Angela asks:  "Who is willing to take on the baton?"

"Yes, we can go to the streets but we have to be prepared for the consequences."

A campaign to eliminate disparities in pay is not a one-time event but one which requires consistency, she argues.

"To have a sustained campaign means we have to plan and plan," she says.

She cites three ways Kenya can achieve gender equal pay; equipping women with negotiation skills to bargain for a pay commensurate with their worth, abolishing discriminatory policies at the workplace, and sensitising the public to do away with patriarchal traditions that suppress women in all spheres of life.

Lucy Mitei, a transformative gender specialist advises against going the Iceland way.

“For the Kenyan context, we have to be careful with how we use certain measures.

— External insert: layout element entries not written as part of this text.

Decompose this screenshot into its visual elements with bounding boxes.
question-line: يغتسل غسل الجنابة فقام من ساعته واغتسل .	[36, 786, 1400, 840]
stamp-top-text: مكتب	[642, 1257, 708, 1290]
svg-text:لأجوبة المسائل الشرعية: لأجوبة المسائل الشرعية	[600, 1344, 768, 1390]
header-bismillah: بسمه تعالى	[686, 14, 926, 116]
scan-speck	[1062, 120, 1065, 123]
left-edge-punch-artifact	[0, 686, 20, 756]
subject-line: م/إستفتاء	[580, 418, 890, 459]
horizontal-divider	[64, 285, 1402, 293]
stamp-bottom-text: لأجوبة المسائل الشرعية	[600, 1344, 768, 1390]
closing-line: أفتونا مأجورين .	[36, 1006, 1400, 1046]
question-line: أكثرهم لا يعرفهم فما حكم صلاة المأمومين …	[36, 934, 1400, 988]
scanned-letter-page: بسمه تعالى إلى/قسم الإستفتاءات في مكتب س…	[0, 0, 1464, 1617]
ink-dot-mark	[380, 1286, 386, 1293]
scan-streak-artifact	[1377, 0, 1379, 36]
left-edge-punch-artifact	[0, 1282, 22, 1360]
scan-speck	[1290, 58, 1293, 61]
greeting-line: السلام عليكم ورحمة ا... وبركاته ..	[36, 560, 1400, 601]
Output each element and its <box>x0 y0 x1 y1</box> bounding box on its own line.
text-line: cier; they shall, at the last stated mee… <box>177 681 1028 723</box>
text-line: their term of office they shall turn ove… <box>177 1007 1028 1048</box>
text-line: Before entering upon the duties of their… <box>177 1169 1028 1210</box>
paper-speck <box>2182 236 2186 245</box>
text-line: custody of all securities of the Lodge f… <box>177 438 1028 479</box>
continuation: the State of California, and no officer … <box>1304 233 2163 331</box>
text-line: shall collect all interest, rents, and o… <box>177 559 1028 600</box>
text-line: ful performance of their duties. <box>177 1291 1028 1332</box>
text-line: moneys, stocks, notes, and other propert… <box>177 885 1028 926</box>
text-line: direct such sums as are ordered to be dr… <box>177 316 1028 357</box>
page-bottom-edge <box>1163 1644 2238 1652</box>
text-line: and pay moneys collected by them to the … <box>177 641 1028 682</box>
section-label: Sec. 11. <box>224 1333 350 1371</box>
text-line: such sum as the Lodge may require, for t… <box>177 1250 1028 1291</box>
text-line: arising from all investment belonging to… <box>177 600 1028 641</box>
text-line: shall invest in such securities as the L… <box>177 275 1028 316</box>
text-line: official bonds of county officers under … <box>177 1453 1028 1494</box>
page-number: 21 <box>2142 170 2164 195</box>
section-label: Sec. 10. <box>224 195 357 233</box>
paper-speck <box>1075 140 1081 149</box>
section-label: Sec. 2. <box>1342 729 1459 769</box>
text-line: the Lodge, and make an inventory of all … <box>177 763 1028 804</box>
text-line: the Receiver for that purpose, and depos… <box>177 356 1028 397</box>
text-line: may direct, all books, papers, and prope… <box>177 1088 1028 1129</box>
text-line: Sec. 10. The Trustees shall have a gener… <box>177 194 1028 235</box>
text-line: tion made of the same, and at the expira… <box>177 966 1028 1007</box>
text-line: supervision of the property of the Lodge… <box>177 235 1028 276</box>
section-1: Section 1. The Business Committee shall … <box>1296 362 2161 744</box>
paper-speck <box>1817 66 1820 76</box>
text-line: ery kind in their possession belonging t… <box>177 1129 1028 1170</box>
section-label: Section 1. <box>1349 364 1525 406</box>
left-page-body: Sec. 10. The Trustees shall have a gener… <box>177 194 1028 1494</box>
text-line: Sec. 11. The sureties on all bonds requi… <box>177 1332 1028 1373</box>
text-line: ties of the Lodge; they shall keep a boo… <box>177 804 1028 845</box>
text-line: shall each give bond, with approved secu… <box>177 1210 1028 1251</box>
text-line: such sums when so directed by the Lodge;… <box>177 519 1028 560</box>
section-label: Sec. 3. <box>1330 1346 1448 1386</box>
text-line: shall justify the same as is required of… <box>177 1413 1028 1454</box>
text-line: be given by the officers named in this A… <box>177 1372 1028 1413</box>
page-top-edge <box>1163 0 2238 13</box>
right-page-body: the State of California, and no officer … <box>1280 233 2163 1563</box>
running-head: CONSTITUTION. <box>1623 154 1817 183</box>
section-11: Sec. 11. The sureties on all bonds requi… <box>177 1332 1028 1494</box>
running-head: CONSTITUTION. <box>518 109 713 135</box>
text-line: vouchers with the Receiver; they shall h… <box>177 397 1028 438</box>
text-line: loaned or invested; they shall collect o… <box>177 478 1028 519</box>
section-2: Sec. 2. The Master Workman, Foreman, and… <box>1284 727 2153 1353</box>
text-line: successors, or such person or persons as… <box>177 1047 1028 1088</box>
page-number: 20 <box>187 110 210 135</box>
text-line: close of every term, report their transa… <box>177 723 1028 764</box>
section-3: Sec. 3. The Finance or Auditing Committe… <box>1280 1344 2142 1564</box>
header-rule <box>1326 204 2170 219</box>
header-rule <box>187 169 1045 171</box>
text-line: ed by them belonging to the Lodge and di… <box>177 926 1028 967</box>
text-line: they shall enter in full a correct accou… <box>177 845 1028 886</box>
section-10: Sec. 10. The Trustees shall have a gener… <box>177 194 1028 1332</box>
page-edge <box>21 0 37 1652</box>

For Iceland, they have made progress and have good laws that protect women in employment, including not getting fired for exercising their rights to demand equal pay," she tells Nation.Africa.

She continues: "TSC (Teachers Service Commission) has recently interdicted teachers in northern Kenya for refusing to go to work because of insecurity. Imagine what companies will do if women go on strike."

She proposes using other approaches to continue “to advocate for equal pay for equal work and sensitise employers on issues of equality and equity, empower women employees to demand the right to equal pay, empower women to venture into male-dominated spaces, (and) sensitise companies to publish equal pay reports.”